Dr. Ishop described Sweatt v. Painter, a 1946 Texas case brought by Heman Sweatt, who was rejected from the UT School of Law because he was black. There were no law schools in Texas that would accept black students, and initial rulings ordered the state to form schools specifically to accommodate Sweatt, the first of which failed before enrolling a single student.
Several years before the landmark Supreme Court case Brown v. Board of Education reversed the Plessy notion of “separate but equal” and began the integration of public schools nationally, the final ruling in Sweatt determined that UT could not keep an otherwise qualified student from enrolling on the basis of his race.
A major shift has occurred in admissions processes since Sweatt, Dr. Ishop said: Policies are no longer made to keep certain students out, but rather are holistic approaches geared toward including students with a wide array of identities. Modern legal challenges to admissions policies, such as Grutter v. Bollinger—in which a student claimed she was rejected from Michigan for being white—have failed because the Supreme Court ruled in Grutter that there is an educational benefit to diversity. A 2008 lawsuit, Fisher v. University of Texas, is ongoing: two white students have challenged UT’s admission policy because, they claim, they were unfairly rejected based on race. UT has prevailed in every stage of the case so far.

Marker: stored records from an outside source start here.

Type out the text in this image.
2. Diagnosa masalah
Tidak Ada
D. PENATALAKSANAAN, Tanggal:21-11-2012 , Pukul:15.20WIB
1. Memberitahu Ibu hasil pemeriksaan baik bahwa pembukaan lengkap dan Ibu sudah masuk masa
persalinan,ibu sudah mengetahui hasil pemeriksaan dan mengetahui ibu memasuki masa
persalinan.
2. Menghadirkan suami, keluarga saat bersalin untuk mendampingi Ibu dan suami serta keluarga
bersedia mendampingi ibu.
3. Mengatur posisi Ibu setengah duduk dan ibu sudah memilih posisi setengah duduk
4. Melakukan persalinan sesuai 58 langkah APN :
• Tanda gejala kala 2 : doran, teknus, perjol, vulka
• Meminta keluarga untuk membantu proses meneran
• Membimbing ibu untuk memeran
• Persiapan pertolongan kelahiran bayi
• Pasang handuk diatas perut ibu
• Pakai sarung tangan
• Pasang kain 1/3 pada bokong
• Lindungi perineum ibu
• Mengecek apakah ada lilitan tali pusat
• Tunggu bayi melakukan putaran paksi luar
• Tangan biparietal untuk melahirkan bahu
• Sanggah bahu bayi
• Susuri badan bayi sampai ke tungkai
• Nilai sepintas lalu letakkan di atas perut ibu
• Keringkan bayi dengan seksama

Schools can and do evaluate prospective students on more than just test scores and grades, through interviews, application questions and personal essays, Dr. Ishop said.
“Our admission practices are about inclusion, they’re about having representation, about being able to be counted in the process, being able to be identified in the process,” she said. “There are those we encounter in the admissions world who argue that the use of race and ethnicity in the process is the very antithesis of what Dr. King stood for. We all know his words, ‘I have a dream that my four little children will one day… not be judged by the color of their skin, but by the content of their character.’
“I don’t have a lot of patience for that argument, because it comes from the wrong perspective. During Dr. King’s era, race and ethnicity was used to oppress. It was used to keep people out. To keep people out of this bathroom, or from sitting at that counter, from sitting on the bus, or from certain schools and public places. We believe, in higher education, that race and ethnicity and the many identities students are bringing to the table should all count, for everyone. They should not be used in a discriminatory way, but who you are matters. The color of your skin matters, your economic background matters, your sexual identity matters, your political affiliation matters, and we should do our work to try to craft the diverse environments we are seeking. We are no longer using these things to keep people out, but to bring them in.”